Libro primero. El Príncipe

Primera parte

Capítulo I

Cuando pensaba en ello, el Príncipe se daba cuenta de que Londres siempre le había gustado. El Príncipe era uno de esos romanos modernos que encuentran junto a las orillas del Támesis una imagen más convincente de la fidelidad del antiguo estado que la que habían dejado junto a las orillas del Tíber. Formado en la leyenda de aquella ciudad a la que el mundo entero rendía tributo, veía en el actual Londres, mucho más que en la contemporánea Roma, la verdadera dimensión del concepto de Estado. Se decía el Príncipe que, si se trataba de una cuestión de Imperium, y si uno quería, como romano, recobrar un poco ese sentido, el lugar al que debía ir era al Puente de Londres y, mejor aún, si era en una hermosa tarde de mayo, al Hyde Park Corner.
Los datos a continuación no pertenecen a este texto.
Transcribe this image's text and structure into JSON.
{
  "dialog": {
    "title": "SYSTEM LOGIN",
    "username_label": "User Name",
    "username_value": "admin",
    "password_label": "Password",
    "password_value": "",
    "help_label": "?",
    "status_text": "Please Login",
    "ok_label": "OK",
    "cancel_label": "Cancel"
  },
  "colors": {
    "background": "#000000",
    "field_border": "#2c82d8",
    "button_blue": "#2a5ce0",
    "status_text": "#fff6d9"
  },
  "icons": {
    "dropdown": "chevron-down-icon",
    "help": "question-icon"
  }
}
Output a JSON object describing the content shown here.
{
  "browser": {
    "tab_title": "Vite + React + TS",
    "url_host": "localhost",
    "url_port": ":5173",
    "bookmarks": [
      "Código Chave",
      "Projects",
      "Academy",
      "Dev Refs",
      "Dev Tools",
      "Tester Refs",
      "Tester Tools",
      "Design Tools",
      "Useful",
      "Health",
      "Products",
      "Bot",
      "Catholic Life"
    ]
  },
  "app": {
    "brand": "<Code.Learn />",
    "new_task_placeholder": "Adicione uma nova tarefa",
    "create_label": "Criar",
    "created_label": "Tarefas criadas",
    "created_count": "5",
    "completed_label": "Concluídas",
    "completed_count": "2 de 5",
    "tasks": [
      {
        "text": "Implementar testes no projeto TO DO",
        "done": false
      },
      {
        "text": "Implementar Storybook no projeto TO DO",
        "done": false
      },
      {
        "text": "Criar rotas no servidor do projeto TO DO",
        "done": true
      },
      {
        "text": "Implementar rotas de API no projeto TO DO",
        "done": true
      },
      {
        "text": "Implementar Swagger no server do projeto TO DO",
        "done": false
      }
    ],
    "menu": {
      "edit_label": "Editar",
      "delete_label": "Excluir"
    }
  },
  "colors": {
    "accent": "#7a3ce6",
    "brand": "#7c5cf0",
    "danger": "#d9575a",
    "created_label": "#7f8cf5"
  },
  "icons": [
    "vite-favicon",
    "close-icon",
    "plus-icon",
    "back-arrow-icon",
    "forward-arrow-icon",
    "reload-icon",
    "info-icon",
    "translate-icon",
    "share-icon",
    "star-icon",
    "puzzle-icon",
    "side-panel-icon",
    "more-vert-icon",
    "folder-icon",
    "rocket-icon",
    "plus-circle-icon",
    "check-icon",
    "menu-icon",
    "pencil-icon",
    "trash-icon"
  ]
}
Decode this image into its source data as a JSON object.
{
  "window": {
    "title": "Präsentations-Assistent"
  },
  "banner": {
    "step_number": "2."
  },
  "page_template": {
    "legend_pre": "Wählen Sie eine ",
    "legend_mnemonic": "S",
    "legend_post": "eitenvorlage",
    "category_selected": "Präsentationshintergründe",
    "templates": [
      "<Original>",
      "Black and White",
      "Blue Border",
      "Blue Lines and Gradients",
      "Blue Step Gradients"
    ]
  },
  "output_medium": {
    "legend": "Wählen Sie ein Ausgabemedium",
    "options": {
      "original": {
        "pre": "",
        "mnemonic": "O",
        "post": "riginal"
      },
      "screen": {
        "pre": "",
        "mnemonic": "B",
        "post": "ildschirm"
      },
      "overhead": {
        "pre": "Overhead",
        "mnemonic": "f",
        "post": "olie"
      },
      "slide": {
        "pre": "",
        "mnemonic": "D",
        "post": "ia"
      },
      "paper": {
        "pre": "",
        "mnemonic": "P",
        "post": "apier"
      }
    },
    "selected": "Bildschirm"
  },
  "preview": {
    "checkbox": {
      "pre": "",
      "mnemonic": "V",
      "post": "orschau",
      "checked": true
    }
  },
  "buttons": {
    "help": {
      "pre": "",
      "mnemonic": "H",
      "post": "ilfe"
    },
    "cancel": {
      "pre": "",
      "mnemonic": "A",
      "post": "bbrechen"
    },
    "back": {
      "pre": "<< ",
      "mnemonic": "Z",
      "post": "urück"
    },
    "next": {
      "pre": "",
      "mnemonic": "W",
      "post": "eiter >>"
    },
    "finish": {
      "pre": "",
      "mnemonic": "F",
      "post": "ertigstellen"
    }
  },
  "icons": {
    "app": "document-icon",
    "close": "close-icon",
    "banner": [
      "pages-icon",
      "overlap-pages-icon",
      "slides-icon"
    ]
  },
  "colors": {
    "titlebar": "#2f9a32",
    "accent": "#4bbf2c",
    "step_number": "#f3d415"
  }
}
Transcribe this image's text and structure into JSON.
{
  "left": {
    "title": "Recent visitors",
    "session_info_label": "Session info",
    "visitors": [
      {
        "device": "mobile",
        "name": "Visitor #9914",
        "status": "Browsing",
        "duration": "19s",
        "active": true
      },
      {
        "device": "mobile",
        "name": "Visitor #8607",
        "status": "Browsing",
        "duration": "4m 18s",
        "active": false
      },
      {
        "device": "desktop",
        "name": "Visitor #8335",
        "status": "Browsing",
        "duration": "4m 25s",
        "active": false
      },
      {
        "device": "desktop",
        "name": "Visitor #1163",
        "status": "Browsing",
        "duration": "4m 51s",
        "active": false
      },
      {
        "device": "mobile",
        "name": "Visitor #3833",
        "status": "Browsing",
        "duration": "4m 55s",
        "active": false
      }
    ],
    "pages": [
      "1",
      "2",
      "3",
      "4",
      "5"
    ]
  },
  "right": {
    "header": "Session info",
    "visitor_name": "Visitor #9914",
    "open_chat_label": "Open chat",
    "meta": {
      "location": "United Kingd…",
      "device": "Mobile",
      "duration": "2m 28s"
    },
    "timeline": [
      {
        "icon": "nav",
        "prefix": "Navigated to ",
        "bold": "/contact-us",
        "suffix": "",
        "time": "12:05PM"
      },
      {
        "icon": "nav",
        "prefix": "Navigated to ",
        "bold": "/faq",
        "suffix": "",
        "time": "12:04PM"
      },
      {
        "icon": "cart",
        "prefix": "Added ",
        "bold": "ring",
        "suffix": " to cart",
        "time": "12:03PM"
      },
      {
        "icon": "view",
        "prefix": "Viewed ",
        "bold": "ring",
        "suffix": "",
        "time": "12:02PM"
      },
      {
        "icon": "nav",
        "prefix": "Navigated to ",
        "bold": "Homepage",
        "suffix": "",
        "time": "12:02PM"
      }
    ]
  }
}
Sin embargo, a ninguno de estos dos lugares, al parecer centros de su predilección, había guiado sus pasos en el momento en que le encontramos, sino que había ido a parar, lisa y llanamente, a Bond Street, en donde su imaginación, propicia ahora a ejercicios de alcance relativamente corto, le inducía a detenerse de vez en cuando ante los escaparates en los que se exhibían objetos pesados y macizos, en oro y plata, en formas aptas para llevar piedras preciosas o en cuero, hierro, bronce, destinados a cien usos y abusos, tan apretados como si fueran, en su imperial insolencia, el botín de victorias alcanzadas en lejanos pagos. Sin embargo, los movimientos del joven Príncipe en manera alguna revelaban atención, ni siquiera cuando se detenía al vislumbrar algunos rostros que pasaban por la calle junto a él bajo la sombra de grandes sombreros con cintajos, u otros todavía más delicadamente matizados por las tensas sombrillas de seda, sostenidas de manera que quedaban con una intencionada inclinación, casi perversa, en los coches del tipo victoria que esperaban junto a la acera.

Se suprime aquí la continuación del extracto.